Two articles of the law concerned children of bondswomen.62 The first article declared freed all newborns to enslaved mothers after the law’s adoption, and the second article emancipated all slaves born after September 17, 1868. But this new legislation also created a patronato (patronage) system determining that libertos (freedpeople) were to remain working for the enslaved mother’s owner for twenty-two years.63 Brazil also enacted the Rio Branco Law or Free Womb Law (Law no. 20140) on September 28, 1871.64 Similarly to legislation emancipating newly born infants of enslaved mothers enacted in other parts of the Americas, the first article of the law established that the child would remain in the custody of the enslaved mother’s owner until age eight, when the owner could decide either to free the child and receive financial compensation from the Brazilian state or to continue using the child’s services for free until they were twenty-one.65 In this context, free womb captives remained under the tutelage of their mothers’ owners and were even listed as their property in postmortem inventories.66 In Cuba, the Moret Law prevented the separation of enslaved mothers from their free womb children.

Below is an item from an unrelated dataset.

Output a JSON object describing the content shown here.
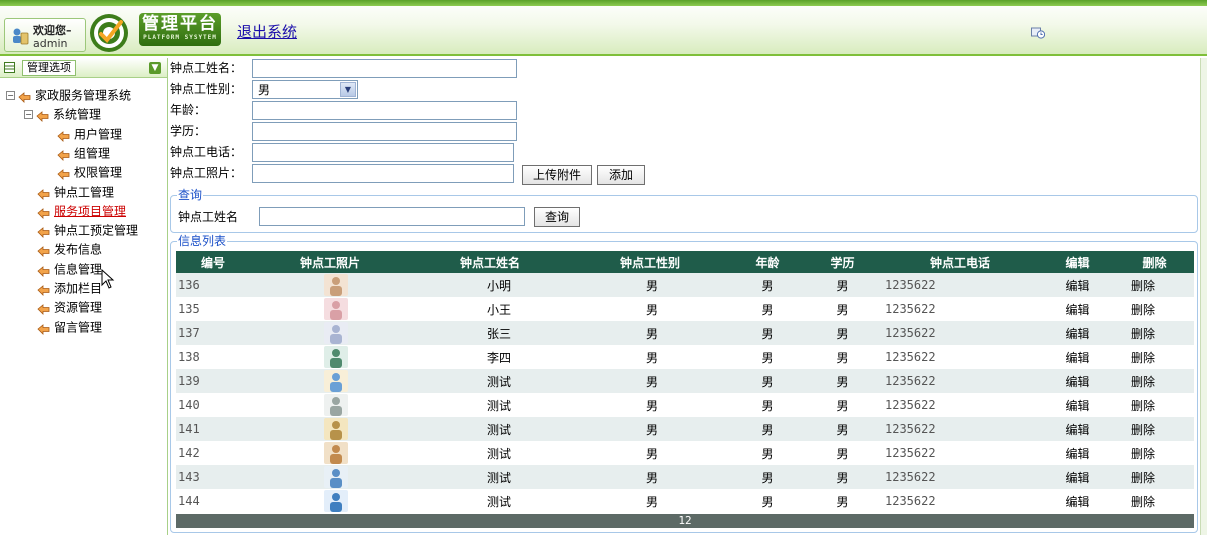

But if bondswomen managed to purchase their own freedom within the period of twenty-one years but were not able to amass the necessary amount to pay for the freedom of their offspring, they could be separated from their children.67 As all these cases show, all over the Americas, even if gradual abolition slowly evolved starting in the late eighteenth century, enslaved mothers kept fighting for the freedom of their children.